Es ist nicht das erste Mal, dass Fiat-Wohnmobile bei der DUH auffallen. So hatte die Organisation im Dezember 2020 in einem Gutachten festgestellt, dass zwei Fiat-Reise- beziehungsweise Wohnmobile der Abgasnorm Euro 5 die zulässigen Werte für den Ausstoß von giftigen Stickoxiden „bei Weitem“ übersteigen. Der Ducato 150 Multijet (Pilote G700G) beispielsweise überschreitet den erlaubten Stickoxidgrenzwert im realen Fahrbetrieb um den Faktor 6,9, der Ducato 150 Multijet (Dethleffs T7150) um das 9,9-Fache. Fiat Chrysler Automobiles (FCA) ist seit dem 16. Januar 2021 durch die Fusion mit der Groupe PSA in der Stellantis N.V. aufgegangen. Der Konzern ist mit seinen 14 Marken der viertgrößte Automobilhersteller der Welt nach verkauften Fahrzeugen.
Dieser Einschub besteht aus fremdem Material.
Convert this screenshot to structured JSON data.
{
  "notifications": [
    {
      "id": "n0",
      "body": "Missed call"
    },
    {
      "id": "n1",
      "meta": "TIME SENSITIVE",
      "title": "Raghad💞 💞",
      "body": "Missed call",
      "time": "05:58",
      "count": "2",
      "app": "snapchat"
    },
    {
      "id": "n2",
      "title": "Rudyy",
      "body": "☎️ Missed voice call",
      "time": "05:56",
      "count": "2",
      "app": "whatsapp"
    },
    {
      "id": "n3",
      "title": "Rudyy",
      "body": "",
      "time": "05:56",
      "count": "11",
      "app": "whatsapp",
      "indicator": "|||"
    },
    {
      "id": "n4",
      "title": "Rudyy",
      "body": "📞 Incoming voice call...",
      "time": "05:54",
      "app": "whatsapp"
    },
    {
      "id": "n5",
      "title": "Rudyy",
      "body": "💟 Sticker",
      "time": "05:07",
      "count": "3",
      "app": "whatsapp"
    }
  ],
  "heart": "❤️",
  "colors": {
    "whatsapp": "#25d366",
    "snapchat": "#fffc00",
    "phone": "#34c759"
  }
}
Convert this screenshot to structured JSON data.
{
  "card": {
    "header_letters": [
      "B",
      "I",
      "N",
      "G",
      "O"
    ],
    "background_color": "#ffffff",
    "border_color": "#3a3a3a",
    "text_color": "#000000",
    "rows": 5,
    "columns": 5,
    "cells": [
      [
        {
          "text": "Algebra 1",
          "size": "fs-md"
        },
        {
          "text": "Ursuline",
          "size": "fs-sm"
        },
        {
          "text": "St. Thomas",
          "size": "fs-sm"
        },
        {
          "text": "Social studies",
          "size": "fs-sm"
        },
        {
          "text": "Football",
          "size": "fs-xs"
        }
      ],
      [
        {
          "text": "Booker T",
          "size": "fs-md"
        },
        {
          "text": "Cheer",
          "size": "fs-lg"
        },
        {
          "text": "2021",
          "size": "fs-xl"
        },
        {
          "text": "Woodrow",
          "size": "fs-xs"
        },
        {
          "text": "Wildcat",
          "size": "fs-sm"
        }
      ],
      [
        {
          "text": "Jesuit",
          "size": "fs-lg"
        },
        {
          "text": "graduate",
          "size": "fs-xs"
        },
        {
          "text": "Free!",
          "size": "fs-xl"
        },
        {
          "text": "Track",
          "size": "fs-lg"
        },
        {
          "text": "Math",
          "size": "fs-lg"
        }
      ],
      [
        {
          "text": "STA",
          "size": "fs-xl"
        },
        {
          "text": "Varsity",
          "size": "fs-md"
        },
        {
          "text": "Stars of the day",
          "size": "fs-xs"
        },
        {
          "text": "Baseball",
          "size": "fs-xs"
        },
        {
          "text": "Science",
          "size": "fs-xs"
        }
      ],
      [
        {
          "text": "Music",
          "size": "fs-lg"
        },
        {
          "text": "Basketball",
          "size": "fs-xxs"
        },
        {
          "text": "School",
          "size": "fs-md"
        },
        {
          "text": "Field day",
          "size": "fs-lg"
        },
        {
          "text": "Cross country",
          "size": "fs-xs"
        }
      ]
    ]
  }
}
„Die mittlerweile zahlreichen Gutachten, Klagen und verschiedene Urteile haben dem Dieselskandal bei Wohn- und Reisemobilen viel Aufmerksamkeit verschafft. Es kann kaum noch Zweifel geben, dass auch bei Reise- und Wohnmobilen munter manipuliert worden ist, um die Emissionswerte zu fälschen. Eigentümer sollten daher die Möglichkeit der Betrugshaftungsklage dringend prüfen, um keine wirtschaftlichen Nachteile zu erleiden, sondern ihr Recht durchzusetzen und vernünftige finanzielle Kompensationen aufgrund der hohen Kaufpreise zu erhalten. Die finanziellen Schäden der Dieselkäufer sind regelmäßig sehr hoch“, sagt der Mönchengladbacher Rechtsanwalt Dr. Gerrit W. Hartung von der Dr. Hartung Rechtsanwaltsgesellschaft mbH.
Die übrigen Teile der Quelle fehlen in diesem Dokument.